I’m now concentrating on the stems of the daffodils adding darker lines to the gaps between stems and some cast shadows.
Continue applying this new layer of paint up into the top half of the painting. You need to work quickly but at the same time be careful not to paint over the yellow daffodils.
When you reach the right hand side make your paint mixture progressively darker. For example, to do this I added more French ultramarine to my green mix, which neutralizes the color appearance and makes a nice leafy green.
This new dark mixture continues down into the bottom right of the background. At one point you can even see that I painted directly into the green wash with blue french ultramarine. Then I push the color around with my brush so that it blends into the underlying layer of damp paint.
I’m slowly working my way around the daffodils in a clockwise direction. Here I’m darkening the color of the background between the flower stems, and on the lower left.
Next I wanted to add some cast shadows on the stems underneath the flower heads. This is important because it will improve the overall impression depth of the finished painting.
I continue adding cast shadows and shading on the flower petals themselves. Again I'm using a diluted mixture of neutral green to add the shading. When I say “neutral” I mean a color which has been dulled down to reduce its color saturation. I added shadows as if the light was coming from the upper right hand side, to the undersides of the flowers but not too much on the higher petals.
At this stage I felt that the color of the center of the flowers needed intensifying. I think this is an important focal point in the composition so I added a fairly strong mix of orange, being careful to paint around the white thread-like “stigma” in the middle. The contrast between these white parts and strong orange color will help attract the eye.
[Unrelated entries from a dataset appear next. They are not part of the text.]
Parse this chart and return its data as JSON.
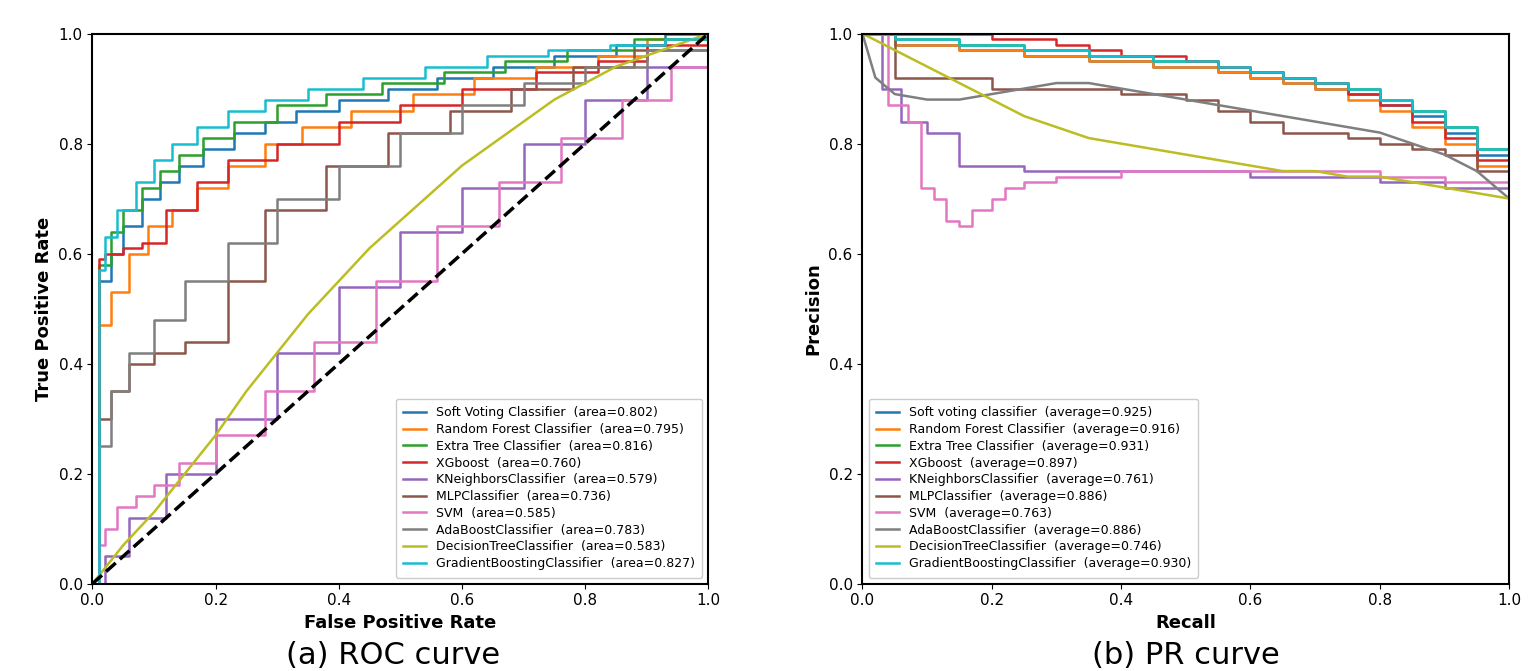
{
  "classifiers_roc": [
    "Soft Voting Classifier",
    "Random Forest Classifier",
    "Extra Tree Classifier",
    "XGboost",
    "KNeighborsClassifier",
    "MLPClassifier",
    "SVM",
    "AdaBoostClassifier",
    "DecisionTreeClassifier",
    "GradientBoostingClassifier"
  ],
  "classifiers_pr": [
    "Soft voting classifier",
    "Random Forest Classifier",
    "Extra Tree Classifier",
    "XGboost",
    "KNeighborsClassifier",
    "MLPClassifier",
    "SVM",
    "AdaBoostClassifier",
    "DecisionTreeClassifier",
    "GradientBoostingClassifier"
  ],
  "colors": [
    "#1f77b4",
    "#ff7f0e",
    "#2ca02c",
    "#d62728",
    "#9467bd",
    "#8c564b",
    "#e377c2",
    "#7f7f7f",
    "#bcbd22",
    "#17becf"
  ],
  "roc_areas": [
    0.802,
    0.795,
    0.816,
    0.76,
    0.579,
    0.736,
    0.585,
    0.783,
    0.583,
    0.827
  ],
  "pr_averages": [
    0.925,
    0.916,
    0.931,
    0.897,
    0.761,
    0.886,
    0.763,
    0.886,
    0.746,
    0.93
  ],
  "roc_xlabel": "False Positive Rate",
  "roc_ylabel": "True Positive Rate",
  "pr_xlabel": "Recall",
  "pr_ylabel": "Precision",
  "caption_roc": "(a) ROC curve",
  "caption_pr": "(b) PR curve",
  "caption_fontsize": 22,
  "tick_fontsize": 11,
  "label_fontsize": 13,
  "legend_fontsize": 9
}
After painting the first brush strokes I blended out the edges using a damp brush.
And as a final touch I added a few extra brush marks to boost the cast shadows on the leaves and stems.
I hope you enjoyed following along with this spring time painting ! And since I'm in a Spring-like mood... here's one of my favorite spring-time poems :
Spring is sprung, the grass is riz.
I wonder where the birdies is.
They say the birdies on the wing, but that's absurd.
I always thought the wing was on the bird.